S&TS scholars to revisit the norms of science. In the world of Technoscience where

scientists and politicians and the media are increasingly aligned, where technology and

science are harder to differentiate, and where scientific fraud is more commonplace, can

we as S&TS scholars suggest that in this particular social and cultural context – the

norms of science are the appropriate ones for scientists to appeal to. A call to look at this

case in terms of norms does not go against symmetry – norms are still analytically to be

treated as flexible resources. But did the Korean scientific community think they were

still following the norms? When do appeals to the “Korean metallic-chopstick method”

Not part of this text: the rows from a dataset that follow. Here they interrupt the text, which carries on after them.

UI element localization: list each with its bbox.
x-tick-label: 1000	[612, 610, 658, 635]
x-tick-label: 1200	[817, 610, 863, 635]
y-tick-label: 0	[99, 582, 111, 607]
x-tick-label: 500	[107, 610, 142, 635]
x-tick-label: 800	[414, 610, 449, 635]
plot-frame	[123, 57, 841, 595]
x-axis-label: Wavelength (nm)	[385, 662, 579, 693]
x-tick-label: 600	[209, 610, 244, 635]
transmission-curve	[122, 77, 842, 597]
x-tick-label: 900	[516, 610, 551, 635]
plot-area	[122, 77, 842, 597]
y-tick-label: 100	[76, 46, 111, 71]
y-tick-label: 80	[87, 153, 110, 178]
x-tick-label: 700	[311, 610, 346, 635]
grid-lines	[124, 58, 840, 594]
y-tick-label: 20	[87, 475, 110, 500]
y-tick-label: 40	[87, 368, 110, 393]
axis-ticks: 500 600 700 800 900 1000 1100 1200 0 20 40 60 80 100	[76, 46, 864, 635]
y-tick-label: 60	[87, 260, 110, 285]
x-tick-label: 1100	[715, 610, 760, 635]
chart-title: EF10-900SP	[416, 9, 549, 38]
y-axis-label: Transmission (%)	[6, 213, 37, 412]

slide over from rhetorically slick appeals for home support to an illicit particularistic

nationalistic appeal?

Lastly, Hwang was disgraced and fell from grace largely because of the work and whistle

blowing from Korean scientists, some astute journalism, (mention also the contribution of

Professor Kim Hwan-Suk and the work of STS scholars in the Korean Center for

Democracy in Science and Technology) and an inquiry from SNU. In the end, apart from

the shame to some Korean nationalists, wasn’t the wider cause of science served by the

Hwang case? That Professor Hwang was forced to fall from the mountain perhaps shows

that modernity - and all its scandals - has truly arrived in Korea.